5. Contact High-Priority Clients
When you’re a week or two ahead of your planned vacation, reach out to high-priority clients and inform them you’ll be away. This will allow them enough time to settle any important matters with you before you become unreachable. This, in turn, will show that you care and that you’re thinking of them and that will unquestionably help you build strong client relationships – which, of course, can only be good for business.
6. Leave a List of Important Passwords
Have you ever found yourself trying to log in to a colleague’s computer who was away on vacation? Perhaps you had to log into a merchant account that only they have access to that is crucial to the company’s day-to-day operation? Chances are you have, and it’s safe to assume you probably ended up spending the entire day trying to contact your colleague for their login credentials but to no avail.

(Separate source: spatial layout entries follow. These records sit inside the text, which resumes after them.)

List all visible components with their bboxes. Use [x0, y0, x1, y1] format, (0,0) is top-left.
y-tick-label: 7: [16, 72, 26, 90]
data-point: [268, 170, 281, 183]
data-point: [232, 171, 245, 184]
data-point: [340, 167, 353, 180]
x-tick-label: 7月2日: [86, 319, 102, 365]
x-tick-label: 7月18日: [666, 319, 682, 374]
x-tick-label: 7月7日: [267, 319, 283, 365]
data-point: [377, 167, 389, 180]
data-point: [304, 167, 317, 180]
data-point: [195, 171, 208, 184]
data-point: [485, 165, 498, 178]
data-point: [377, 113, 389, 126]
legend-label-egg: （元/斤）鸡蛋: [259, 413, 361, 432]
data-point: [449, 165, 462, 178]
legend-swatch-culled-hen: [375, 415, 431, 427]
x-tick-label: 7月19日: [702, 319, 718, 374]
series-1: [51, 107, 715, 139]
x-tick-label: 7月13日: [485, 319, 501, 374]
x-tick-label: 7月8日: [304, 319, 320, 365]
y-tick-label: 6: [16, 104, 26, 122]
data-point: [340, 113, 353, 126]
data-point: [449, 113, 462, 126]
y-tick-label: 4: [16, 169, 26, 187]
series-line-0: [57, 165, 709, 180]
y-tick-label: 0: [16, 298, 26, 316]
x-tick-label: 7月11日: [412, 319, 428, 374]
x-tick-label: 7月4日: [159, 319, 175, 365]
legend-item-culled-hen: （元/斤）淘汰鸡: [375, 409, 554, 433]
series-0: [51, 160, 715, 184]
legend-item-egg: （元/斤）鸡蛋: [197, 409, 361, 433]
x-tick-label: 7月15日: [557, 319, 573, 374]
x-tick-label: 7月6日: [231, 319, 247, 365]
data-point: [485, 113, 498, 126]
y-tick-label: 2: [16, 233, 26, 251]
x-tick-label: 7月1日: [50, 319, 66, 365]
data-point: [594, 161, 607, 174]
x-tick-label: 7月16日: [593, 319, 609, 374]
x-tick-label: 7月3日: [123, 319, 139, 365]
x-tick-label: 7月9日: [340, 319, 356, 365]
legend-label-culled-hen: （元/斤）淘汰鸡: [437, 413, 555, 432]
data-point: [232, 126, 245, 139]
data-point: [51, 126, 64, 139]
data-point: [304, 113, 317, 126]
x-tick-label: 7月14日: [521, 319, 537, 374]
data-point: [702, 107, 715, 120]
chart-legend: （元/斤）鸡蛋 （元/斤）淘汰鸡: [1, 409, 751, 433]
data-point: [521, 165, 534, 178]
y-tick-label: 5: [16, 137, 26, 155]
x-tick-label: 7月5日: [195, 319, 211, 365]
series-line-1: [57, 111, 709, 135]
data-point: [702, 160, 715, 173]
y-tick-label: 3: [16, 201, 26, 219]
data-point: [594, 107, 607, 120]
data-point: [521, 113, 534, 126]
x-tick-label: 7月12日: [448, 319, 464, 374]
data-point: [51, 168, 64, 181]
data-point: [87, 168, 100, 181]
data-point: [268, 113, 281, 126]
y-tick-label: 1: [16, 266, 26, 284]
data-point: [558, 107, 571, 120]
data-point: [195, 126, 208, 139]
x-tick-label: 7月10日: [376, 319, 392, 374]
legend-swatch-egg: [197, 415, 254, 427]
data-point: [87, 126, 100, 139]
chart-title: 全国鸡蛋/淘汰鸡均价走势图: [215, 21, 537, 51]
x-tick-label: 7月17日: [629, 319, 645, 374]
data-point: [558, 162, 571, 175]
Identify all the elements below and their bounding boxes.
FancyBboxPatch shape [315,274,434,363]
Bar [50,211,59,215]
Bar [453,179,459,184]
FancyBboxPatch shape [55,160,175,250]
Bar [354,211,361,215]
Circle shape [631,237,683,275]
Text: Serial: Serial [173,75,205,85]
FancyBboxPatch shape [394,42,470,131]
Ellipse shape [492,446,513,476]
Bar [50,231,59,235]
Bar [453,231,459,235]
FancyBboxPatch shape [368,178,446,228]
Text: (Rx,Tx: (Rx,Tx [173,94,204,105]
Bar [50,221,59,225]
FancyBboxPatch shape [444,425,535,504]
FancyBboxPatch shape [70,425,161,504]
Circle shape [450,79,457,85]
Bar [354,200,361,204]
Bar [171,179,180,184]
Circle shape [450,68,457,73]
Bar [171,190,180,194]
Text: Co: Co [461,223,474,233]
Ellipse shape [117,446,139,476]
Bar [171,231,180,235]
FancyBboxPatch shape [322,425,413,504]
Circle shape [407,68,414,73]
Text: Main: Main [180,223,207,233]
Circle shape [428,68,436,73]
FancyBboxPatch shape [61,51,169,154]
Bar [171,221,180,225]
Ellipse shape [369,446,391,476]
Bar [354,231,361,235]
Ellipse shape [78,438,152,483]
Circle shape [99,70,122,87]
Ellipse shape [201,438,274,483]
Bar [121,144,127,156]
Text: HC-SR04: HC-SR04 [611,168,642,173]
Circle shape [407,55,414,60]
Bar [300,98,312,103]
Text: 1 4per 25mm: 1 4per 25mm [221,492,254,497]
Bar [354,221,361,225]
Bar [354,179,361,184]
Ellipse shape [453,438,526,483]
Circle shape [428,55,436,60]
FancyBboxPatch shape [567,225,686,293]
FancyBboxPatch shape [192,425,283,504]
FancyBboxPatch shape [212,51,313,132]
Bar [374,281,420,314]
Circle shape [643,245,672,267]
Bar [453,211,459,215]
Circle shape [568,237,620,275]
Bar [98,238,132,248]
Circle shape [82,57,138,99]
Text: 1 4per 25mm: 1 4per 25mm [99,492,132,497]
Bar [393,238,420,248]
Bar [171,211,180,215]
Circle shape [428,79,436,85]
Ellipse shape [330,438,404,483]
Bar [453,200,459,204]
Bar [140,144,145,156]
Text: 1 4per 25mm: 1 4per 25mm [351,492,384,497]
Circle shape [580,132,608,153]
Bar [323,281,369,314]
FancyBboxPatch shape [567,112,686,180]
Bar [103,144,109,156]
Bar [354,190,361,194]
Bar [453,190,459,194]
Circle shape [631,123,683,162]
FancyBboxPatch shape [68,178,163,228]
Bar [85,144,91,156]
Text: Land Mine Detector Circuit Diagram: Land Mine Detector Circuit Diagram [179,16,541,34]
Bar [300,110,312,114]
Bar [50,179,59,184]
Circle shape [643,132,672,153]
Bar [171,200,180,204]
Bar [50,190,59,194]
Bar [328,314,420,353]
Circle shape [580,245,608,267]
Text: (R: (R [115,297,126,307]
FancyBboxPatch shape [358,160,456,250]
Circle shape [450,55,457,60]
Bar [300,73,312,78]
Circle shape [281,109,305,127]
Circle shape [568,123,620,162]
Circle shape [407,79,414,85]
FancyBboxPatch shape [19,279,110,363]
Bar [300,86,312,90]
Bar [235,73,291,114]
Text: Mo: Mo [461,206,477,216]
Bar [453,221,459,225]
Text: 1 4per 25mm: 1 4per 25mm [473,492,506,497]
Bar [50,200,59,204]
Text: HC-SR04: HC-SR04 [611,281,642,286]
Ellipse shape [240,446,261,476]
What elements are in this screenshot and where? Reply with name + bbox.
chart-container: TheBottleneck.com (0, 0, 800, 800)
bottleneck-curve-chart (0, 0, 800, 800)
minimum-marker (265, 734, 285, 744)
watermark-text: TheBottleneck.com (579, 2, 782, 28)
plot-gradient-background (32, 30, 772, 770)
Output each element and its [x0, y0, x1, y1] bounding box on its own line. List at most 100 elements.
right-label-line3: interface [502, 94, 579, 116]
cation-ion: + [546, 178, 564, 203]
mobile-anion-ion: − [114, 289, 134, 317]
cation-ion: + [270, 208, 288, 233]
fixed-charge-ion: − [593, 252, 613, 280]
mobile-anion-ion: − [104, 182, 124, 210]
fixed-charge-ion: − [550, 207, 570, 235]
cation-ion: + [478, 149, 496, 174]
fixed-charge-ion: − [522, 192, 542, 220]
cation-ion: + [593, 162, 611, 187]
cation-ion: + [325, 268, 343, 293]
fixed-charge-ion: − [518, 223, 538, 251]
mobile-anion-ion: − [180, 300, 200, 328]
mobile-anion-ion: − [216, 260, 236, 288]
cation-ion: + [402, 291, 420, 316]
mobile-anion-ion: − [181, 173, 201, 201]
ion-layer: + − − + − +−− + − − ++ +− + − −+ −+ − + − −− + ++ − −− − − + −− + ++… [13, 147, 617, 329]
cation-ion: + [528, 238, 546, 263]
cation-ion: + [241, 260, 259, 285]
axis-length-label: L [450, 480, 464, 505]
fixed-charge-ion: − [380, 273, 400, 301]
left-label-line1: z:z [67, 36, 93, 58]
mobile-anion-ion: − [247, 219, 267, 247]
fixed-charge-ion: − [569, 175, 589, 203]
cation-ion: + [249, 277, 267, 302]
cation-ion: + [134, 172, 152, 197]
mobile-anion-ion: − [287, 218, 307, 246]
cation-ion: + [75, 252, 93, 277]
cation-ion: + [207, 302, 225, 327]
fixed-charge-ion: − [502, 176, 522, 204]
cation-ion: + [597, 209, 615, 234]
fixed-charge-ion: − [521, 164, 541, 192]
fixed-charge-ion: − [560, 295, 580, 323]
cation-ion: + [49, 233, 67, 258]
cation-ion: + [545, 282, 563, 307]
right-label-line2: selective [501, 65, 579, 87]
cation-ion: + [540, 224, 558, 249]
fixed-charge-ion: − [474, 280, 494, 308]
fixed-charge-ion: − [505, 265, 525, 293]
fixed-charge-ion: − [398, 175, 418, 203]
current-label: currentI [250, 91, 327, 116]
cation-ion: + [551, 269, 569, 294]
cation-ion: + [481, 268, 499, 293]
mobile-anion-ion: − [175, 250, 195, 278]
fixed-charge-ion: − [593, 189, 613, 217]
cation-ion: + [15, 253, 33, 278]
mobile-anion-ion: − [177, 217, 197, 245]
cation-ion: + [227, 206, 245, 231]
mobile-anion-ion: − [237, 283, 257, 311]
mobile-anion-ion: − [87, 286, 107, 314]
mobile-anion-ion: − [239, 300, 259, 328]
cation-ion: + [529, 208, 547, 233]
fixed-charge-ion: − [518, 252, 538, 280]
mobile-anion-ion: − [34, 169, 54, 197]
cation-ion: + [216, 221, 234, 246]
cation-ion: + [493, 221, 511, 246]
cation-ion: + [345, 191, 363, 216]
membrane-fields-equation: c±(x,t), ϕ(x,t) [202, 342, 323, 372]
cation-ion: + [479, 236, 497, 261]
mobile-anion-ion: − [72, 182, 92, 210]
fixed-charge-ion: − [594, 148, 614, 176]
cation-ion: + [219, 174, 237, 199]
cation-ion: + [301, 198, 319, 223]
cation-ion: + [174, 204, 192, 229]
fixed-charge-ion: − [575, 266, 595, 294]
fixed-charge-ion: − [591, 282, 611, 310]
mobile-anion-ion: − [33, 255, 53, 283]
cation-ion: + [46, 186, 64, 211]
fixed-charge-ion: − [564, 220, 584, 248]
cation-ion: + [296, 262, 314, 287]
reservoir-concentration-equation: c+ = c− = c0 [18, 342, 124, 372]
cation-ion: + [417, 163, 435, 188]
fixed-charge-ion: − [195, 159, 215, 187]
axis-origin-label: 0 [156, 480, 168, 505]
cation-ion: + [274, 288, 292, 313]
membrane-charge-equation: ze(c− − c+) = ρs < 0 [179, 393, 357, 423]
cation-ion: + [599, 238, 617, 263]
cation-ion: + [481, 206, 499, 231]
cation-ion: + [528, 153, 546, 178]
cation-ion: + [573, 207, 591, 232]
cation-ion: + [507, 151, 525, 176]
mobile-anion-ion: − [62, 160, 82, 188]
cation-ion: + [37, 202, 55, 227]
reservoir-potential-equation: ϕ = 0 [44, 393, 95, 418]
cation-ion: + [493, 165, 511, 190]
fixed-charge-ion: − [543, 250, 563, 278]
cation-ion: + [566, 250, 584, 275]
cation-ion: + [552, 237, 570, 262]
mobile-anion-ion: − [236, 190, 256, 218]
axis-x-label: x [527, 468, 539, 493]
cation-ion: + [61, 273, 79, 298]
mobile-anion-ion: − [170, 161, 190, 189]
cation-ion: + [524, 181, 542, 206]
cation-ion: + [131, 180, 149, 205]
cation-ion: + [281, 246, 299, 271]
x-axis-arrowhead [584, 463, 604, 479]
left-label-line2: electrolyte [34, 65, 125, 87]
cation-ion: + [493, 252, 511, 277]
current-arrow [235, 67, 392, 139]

While the company didn’t come to a sudden halt, it did cause things to slow down a little, and that’s why you should always leave a list of important passwords before you go on vacation. These passwords should only be provided to those necessary, and worse comes to worst, you can change them as soon as you get back.
7. Clean Your Office
One of the most frustrating things about returning to work from a vacation (other than the actual “returning to work” part) is being welcomed back by an eyesore of a workspace. To avoid this, spend the last 20 minutes of your last day at work before your vacation de-cluttering your desk, sorting through those mountains of paper, and checking drawers and cabinets for perishable food (there’s no point trying to deny the fact you have a secret candy drawer).
Check the office refrigerator and throw out any leftovers, and save energy while you’re away by unplugging all your electronics like lamps and chargers. It’s just one less thing to do when you get back to work, and who wants to start cleaning their office on their first day back at work after sunbathing in the Azores for two weeks? Exactly: no one. Meanwhile, by keeping your workstation in a navigable state, the chances of receiving a late-night phone call from a desperate colleague trying to locate an important file will be greatly minimized.